The "起" suffix means "from"; the actual booked price can be higher depending on rate plan / breakfast / cancellation.


Detail page

code
https://hotels.ctrip.com/hotel/<hotelId>.html?checkin=YYYY-MM-DD&checkout=YYYY-MM-DD

Works pre-login. Server normalizes to /hotels/detail/?... but the data is identical. Title format: 🟢 <hotelName>预订价格,联系电话位置地址【携程酒店】 (the 🟢 prefix is from browser-harness, not ctrip).

Detail page renders multiple room-rate rows with the same ¥orig ¥current shape as the list. Look for <button> or <a> whose text is exactly 预订 and walk up to the rate card.

If you hit a hotel that no longer exists, the URL silently survives but shows a generic "预订价格,联系电话位置地址【携程酒店】" title with no prices — detect by bodyText.match(/¥\s*\d+/) === null.


Login redirect signal

When ctrip decides your session is suspicious it redirects to:

code
https://passport.ctrip.com/user/login?backurl=...

The login form pre-fills the last phone number from the user's Chrome form-fill. If you see this URL, do not type credentials — bail and either (a) restart the flow through the homepage form (Path B above), which fixes the URL schema mismatch, or (b) ask the user to log in interactively.

Detection:

python
if "passport.ctrip.com" in page_info()["url"]:
    raise RuntimeError("ctrip wants login — restart from homepage")

In our test, redirect was triggered by:

  • Hitting /hotels/list?city=2&... (note: city, not cityId).
  • Direct GET without ever loading hotels.ctrip.com/ first in the session.

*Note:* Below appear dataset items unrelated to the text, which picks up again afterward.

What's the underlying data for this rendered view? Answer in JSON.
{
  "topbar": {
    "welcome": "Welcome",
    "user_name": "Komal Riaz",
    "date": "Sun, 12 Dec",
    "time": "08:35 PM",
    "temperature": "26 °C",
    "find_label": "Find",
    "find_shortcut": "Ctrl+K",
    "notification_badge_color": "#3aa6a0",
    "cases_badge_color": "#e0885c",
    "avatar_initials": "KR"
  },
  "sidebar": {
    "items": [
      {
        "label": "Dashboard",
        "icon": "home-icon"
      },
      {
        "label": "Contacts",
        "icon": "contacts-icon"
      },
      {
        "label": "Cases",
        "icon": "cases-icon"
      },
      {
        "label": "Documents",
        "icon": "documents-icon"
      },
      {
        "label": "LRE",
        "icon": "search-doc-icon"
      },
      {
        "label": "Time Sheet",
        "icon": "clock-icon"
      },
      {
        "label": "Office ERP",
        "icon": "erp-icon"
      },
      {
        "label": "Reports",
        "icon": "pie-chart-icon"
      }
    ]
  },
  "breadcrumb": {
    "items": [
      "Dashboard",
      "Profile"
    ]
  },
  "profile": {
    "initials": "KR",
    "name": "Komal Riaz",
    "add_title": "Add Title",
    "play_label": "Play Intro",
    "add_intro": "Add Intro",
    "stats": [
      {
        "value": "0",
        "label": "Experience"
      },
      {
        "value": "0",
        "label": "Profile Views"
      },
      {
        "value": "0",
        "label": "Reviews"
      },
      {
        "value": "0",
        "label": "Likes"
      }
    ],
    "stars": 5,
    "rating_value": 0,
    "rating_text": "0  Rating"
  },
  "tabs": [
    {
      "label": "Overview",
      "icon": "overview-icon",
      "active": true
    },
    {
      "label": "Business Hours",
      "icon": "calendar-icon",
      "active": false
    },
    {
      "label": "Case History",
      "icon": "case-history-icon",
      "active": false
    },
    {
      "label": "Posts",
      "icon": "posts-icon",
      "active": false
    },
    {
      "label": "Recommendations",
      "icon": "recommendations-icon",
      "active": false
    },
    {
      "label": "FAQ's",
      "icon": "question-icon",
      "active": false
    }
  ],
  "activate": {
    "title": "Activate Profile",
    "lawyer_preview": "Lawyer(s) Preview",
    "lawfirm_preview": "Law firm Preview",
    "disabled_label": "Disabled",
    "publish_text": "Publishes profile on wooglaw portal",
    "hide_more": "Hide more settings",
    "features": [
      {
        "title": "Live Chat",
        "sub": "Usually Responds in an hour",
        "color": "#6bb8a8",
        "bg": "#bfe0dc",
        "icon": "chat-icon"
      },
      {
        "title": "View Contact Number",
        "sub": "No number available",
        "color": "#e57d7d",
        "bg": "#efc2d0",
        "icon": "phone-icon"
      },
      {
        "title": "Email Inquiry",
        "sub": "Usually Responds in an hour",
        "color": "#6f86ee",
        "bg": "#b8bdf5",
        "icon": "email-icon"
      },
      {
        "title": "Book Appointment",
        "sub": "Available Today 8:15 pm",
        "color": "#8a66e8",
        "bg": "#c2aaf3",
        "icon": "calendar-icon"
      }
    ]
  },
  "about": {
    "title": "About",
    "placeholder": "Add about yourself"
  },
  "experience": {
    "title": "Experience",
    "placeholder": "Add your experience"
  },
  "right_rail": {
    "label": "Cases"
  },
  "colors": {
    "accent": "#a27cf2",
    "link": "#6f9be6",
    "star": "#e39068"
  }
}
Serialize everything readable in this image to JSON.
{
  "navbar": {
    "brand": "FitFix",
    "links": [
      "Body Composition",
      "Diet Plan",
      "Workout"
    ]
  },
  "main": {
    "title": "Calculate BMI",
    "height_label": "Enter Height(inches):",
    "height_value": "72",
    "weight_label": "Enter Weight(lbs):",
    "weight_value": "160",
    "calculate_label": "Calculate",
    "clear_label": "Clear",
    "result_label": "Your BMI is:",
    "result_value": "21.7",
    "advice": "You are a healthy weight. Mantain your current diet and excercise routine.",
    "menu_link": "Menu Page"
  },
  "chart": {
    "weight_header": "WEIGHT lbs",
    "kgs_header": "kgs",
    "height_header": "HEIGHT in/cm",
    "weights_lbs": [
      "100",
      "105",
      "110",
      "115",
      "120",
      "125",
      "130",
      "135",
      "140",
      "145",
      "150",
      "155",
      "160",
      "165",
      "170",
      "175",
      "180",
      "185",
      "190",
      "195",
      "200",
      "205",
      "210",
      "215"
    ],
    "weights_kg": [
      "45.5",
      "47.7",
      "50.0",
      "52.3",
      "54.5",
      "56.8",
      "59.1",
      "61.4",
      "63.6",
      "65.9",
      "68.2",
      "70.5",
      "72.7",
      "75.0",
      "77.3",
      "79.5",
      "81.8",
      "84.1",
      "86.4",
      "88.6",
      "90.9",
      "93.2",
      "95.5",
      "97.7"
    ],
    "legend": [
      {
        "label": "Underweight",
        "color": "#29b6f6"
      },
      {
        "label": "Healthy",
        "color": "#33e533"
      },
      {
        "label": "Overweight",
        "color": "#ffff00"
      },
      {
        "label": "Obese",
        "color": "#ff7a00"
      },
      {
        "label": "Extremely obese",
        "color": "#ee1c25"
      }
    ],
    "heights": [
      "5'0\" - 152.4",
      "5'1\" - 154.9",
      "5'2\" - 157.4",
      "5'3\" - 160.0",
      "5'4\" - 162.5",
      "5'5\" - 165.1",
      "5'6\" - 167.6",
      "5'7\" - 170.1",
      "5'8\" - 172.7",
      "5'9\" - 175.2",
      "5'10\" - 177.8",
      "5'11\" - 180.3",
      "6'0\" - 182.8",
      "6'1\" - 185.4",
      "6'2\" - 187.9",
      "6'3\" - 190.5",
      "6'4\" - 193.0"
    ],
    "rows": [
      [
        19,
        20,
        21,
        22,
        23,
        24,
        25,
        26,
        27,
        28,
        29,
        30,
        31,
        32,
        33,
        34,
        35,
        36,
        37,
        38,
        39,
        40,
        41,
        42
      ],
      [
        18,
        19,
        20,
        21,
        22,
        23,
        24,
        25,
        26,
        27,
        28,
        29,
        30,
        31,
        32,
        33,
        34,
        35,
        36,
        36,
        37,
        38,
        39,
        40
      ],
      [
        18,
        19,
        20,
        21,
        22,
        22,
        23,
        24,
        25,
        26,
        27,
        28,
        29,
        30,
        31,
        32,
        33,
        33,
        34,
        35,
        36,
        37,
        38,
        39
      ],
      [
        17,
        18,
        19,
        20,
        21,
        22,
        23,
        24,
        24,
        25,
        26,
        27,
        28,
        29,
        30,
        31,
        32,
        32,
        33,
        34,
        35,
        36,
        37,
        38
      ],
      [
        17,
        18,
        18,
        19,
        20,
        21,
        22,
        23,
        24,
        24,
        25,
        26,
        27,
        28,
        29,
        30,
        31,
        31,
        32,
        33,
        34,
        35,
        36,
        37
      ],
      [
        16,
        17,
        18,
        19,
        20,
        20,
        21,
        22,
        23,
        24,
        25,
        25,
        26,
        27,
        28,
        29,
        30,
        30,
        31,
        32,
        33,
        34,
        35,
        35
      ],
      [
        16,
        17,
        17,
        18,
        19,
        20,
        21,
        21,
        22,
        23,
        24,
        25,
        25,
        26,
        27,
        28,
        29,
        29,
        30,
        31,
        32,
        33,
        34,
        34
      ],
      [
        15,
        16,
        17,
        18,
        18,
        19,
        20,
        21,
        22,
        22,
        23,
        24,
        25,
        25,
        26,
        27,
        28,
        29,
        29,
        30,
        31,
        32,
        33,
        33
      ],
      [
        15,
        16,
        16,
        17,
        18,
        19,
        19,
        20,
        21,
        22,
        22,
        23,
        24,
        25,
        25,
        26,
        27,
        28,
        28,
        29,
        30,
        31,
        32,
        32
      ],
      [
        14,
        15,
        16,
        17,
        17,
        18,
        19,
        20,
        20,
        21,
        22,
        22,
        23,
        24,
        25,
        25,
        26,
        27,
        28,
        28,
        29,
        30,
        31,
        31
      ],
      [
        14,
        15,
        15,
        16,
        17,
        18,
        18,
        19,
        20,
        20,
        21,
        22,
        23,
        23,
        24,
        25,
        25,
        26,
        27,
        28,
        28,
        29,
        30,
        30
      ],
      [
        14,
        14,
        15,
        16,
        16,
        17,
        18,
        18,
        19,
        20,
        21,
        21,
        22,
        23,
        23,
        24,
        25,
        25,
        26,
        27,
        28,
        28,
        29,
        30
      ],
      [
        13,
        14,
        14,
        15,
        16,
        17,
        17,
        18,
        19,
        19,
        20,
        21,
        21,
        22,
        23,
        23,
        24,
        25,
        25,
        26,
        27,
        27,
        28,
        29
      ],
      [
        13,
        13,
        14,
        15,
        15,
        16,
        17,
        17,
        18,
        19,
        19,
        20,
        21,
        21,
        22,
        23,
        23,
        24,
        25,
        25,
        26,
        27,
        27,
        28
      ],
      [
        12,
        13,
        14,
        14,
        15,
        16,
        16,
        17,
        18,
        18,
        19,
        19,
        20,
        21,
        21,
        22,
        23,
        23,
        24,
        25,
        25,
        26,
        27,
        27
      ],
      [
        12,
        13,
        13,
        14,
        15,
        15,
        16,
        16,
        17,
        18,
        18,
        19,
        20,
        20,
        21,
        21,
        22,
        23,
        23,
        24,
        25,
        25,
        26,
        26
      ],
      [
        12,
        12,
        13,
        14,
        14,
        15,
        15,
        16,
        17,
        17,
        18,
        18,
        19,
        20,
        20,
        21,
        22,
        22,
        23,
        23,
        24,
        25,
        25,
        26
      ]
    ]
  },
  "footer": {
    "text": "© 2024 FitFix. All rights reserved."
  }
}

Conversely, not triggered by:

  • Hitting /hotels/list?flexType=1&cityId=2&provinceId=0&districtId=0&countryId=1&... cold (zero ctrip cookies pre-set).
  • Hitting /hotel/<id>.html?... directly.

So the gate is parameter-schema-based, not behavior-based. Get the schema right and you don't need a login flow.


Global state — don't bother

window._objAllSearchResult exists but is empty in the live session. Ctrip's hotel data lives in React component state, not on window. Use DOM extraction. No __NEXT_DATA__, no __APOLLO_STATE__, no window.__INITIAL_STATE__.


Traps

  • Simplified URL (?city=) redirects to login. Use the canonical six-param schema or drive the homepage form.
  • Default homepage tab is 海外酒店 (overseas). Featured hotels show "暂无价格" and pre-select Singapore/Phuket dates. Don't read prices off the homepage — go to /hotels/list?... instead.
  • Phantom ¥1, ¥5 prices from review-count regex bleed-through. Strip \d+,\d+ and \d+条点评 before applying ¥\d+.
  • No detail URL on cards. No data-id, no <a>. Coordinate click is the only reliable navigate-to-detail option without an external ID source.
  • /hotel/{id}.html for a non-existent ID returns 200 with the brand chrome and no error — detect by absence of prices in body text.
  • The 搜索 button is a <div>. Same gotcha as ly.com — coordinate click works, el.click() is unreliable.
  • hotels.ctrip.com is the domestic host. Title says "海外酒店预订" on the homepage but /hotels/list?countryId=1&... is domestic. The overseas equivalent uses countryId ≠ 1 (not yet mapped).

Useful cityId values (observed)

城市cityId
上海2
北京1
广州32
深圳30

Get more by driving the homepage flow once and reading the canonical URL.


Quick start

python
from browser_harness.helpers import new_tab, wait_for_load, js, cdp
import time, json

url = (
    "https://hotels.ctrip.com/hotels/list"
    "?flexType=1&cityId=2&provinceId=0&districtId=0&countryId=1"
    "&checkin=2026-04-29&checkout=2026-04-30"
)
tid = new_tab(url)
wait_for_load(timeout=20)
time.sleep(6)

hotels = js("""
  return Array.from(document.querySelectorAll(".list-item")).slice(0, 20).map(card => {
    const raw = (card.innerText || "").replace(/\\s+/g, " ");
    const cleaned = raw.replace(/\\d{1,3}(?:,\\d{3})+/g, "").replace(/\\d+条点评/g, "");
    const name = raw.match(/^([^\\s]{2,40}?(?:酒店|宾馆|公寓|民宿)(?:\\([^)]*\\))?)/)?.[1] || null;
    const prices = (cleaned.match(/¥\\s*\\d{2,}/g) || [])
                     .map(s => parseInt(s.replace(/[^\\d]/g, "")));
    const score = raw.match(/[1-5]\\.\\d/)?.[0] || null;
    return {name, score, price_original: prices[0] ?? null, price_current: prices[1] ?? null};
  });
""")
print(json.dumps(hotels, indent=2, ensure_ascii=False))
cdp("Target.closeTarget", targetId=tid)